The Saturday night invasion of the Hamas-ruled Gaza Strip followed a week of Israeli bombardments from land, sea and air -- the most serious Israeli-Palestinian fighting in decades.

Palestinians said soldiers moved deep into Beit Lahiya in the northern Gaza Strip and asked residents to leave their homes to avoid being hurt in the fighting. Some families sought refuge in UN-run schools in neighboring Beit Hanoun.

Gaza medical officials said the total Palestinian death toll in Israel's "Operation Cast Lead" rose to 512. A UN agency said at least a quarter of the dead were civilians. A Palestinian human rights group put the figure at 40 percent.

One Israeli soldier was killed and 32 were wounded in the ground offensive, Israel said. Four Israelis have been killed by the Hamas rocket strikes since December 27.

ISRAELI THRUST

Israeli officials said the operation, which had sparked a wave of protests around the world, could last many days.

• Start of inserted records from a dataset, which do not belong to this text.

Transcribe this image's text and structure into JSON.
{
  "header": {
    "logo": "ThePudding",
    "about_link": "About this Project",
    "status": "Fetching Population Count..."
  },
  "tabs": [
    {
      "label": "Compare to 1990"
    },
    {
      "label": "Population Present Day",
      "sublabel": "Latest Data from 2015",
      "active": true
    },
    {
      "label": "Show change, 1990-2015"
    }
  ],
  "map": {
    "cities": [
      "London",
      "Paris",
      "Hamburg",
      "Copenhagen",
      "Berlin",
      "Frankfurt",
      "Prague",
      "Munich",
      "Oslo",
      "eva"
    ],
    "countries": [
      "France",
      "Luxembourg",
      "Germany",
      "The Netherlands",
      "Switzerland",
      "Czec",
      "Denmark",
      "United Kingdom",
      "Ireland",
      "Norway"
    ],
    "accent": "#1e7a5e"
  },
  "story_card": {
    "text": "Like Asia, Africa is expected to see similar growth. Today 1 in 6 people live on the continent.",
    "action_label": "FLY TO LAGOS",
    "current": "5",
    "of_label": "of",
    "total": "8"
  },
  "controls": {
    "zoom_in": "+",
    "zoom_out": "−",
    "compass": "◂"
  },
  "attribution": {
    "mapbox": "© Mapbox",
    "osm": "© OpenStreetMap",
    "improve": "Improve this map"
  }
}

Witnesses said the Israeli thrust cut the territory in half from the border fence to the Mediterranean. Troops and armor had taken up positions around Gaza City itself.

Calls for a ceasefire from the United States, Israel's main backer, other governments and the United Nations failed to gain traction over disagreements about who should stop firing first.

Sunday morning saw gun battles between Hamas fighters and Israeli soldiers but later the action was mostly Israeli tank shelling and Hamas rocket and mortar fire.

"The Zionist enemy must know his battle in Gaza is a losing one," Abu Ubaida, a spokesman for Hamas's armed wing, said.

An Israeli officer in Jerusalem said: "I would say that most of the resistances that we faced were from mortar shells and other things but not from serious Hamas fighters face-to-face."